Immediately after, another lawmaker, Sen. Todd Lakey, informed the room that he’s “a free market guy as well,” but would instead be voting for the legislation.

“The problem here is that this is not the free market,” Lakey said. “We have somebody that’s abusing the intended process and running everything through it at exponentially increased costs, knowing that out-of-state arbitrators are going to side with them and enhance their profits. This legislation tries to bring it back to the free market.”

CDA lawmaker says Nutex provides ‘better service’

For one lawmaker, the bill hit closer to home. Sen. Ben Toews of Coeur d’Alene said Nutex’s emergency room in Post Falls served his wife just last year. Toews said they drove past another emergency room on the way to get there because the couple has had “horrible service” at other options in the area.

Aside from Nutex’s hospital, there are two medical facilities in Post Falls: the small, physician-owned Northwest Specialty Hospital and the Northern Idaho Advanced Care Hospital, which provides long-term care for medically complex conditions. The city is just a 15-minute drive from Coeur d’Alene, home to Kootenai Health, a larger, community-owned hospital.

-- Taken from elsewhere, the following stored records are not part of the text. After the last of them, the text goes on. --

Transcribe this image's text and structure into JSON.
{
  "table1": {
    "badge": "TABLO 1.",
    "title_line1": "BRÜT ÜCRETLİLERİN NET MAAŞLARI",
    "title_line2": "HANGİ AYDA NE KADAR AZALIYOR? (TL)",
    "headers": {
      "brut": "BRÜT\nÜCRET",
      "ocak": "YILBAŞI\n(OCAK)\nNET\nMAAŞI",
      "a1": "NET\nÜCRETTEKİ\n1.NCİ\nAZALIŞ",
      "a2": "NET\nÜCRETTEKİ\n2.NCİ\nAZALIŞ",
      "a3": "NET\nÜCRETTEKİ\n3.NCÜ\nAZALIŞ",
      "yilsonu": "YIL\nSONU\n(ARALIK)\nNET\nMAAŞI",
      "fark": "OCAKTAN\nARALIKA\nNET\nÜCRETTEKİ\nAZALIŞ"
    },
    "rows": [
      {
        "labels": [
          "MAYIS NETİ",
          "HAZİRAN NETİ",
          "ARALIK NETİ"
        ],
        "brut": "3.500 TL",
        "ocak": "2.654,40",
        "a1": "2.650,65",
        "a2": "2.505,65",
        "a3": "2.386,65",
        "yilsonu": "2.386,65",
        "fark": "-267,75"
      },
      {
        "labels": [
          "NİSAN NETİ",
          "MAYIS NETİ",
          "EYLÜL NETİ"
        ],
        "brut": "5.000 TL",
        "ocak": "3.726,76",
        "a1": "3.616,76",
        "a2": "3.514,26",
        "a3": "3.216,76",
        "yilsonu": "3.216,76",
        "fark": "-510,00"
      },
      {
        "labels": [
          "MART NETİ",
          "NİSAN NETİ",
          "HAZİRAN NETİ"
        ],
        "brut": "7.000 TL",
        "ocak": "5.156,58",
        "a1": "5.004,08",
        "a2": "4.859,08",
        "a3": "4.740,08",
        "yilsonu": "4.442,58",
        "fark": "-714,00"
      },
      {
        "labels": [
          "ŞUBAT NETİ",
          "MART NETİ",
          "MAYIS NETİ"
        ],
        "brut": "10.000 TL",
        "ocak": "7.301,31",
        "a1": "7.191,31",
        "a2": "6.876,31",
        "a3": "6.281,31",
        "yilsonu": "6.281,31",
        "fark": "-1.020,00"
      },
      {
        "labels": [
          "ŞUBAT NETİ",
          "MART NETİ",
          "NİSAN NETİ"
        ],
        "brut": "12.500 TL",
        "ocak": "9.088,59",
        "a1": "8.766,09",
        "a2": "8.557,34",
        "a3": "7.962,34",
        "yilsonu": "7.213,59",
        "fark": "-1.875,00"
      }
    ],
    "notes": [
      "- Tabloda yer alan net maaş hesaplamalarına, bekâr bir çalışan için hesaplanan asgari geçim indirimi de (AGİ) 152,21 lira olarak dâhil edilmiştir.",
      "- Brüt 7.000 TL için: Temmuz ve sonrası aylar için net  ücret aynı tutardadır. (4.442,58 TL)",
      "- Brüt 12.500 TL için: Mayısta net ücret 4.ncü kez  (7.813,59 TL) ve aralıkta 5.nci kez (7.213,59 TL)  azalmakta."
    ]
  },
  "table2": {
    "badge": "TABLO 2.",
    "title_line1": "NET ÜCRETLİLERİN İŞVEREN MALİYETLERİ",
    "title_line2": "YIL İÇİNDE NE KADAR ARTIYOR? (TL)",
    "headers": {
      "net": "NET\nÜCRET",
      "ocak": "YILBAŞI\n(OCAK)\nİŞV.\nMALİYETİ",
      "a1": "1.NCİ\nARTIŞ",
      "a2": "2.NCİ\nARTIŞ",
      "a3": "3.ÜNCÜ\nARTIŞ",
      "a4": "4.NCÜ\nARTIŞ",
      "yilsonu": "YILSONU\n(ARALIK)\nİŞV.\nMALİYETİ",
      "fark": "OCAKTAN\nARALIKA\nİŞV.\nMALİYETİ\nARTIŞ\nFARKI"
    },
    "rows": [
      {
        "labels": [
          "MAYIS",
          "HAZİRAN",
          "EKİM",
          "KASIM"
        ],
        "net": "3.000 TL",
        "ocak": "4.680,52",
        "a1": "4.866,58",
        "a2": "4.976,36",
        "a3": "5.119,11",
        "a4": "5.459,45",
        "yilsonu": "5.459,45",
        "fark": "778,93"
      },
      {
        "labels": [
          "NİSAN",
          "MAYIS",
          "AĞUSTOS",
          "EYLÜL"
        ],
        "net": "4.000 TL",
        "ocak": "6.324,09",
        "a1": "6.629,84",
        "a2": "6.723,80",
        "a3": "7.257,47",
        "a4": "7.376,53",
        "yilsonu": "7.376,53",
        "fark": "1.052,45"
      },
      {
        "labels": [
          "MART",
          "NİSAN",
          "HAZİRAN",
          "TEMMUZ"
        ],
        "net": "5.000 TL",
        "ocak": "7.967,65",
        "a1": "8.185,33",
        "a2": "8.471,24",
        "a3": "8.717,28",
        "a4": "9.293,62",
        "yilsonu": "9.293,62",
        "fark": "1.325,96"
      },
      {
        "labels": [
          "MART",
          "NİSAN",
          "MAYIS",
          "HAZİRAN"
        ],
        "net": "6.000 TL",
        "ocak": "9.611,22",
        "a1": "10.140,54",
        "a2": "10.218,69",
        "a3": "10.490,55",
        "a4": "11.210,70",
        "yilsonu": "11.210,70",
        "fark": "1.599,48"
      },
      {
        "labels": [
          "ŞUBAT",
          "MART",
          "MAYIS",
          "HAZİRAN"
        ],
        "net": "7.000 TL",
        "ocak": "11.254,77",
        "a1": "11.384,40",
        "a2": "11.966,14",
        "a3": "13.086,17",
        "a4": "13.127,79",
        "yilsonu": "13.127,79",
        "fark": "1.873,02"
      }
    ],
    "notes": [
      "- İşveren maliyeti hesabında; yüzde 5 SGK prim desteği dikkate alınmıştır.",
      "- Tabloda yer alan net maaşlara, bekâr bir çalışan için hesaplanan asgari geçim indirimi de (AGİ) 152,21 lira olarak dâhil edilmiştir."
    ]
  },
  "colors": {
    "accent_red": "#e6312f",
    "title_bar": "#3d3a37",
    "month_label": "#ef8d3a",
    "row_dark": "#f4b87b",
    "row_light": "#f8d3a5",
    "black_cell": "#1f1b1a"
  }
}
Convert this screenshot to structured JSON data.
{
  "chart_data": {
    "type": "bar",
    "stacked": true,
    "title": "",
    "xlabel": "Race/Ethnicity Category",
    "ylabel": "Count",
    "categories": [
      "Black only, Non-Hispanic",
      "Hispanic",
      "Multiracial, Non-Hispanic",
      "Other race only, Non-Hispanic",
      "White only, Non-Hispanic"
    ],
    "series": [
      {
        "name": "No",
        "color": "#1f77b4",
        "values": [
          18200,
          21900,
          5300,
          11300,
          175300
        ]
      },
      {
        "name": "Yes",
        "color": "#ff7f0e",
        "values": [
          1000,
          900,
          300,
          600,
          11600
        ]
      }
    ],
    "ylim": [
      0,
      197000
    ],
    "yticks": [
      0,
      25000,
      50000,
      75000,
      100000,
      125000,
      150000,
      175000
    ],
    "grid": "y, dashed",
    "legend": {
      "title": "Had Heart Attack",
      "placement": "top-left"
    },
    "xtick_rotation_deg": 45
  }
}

“The reality is that the free market works, and it creates better service,” Toews said. “My wife saw a doctor within probably 10 minutes. She got an MRI. It was the best service I’ve ever had in an ER room, by far.”

On its website, Nutex touts shorter wait times, larger rooms with baths and televisions, catered meals and one-on-one time with physicians, which it’s able to provide in part because all of its patients are essentially walk-ins. Vo, the company’s CEO, said ambulances usually route patients to larger hospitals, allowing it to focus its care on a smaller number of patients.

Bernt reiterated during the debate that he doesn’t believe the bill would stifle competition.

“I’m not saying that this freestanding ER does a bad job,” Bernt said. “Because it sounds like if you want to have caviar and a mimosa, then it probably would be a great place to go to the ER. But that’s not what we’re talking about.”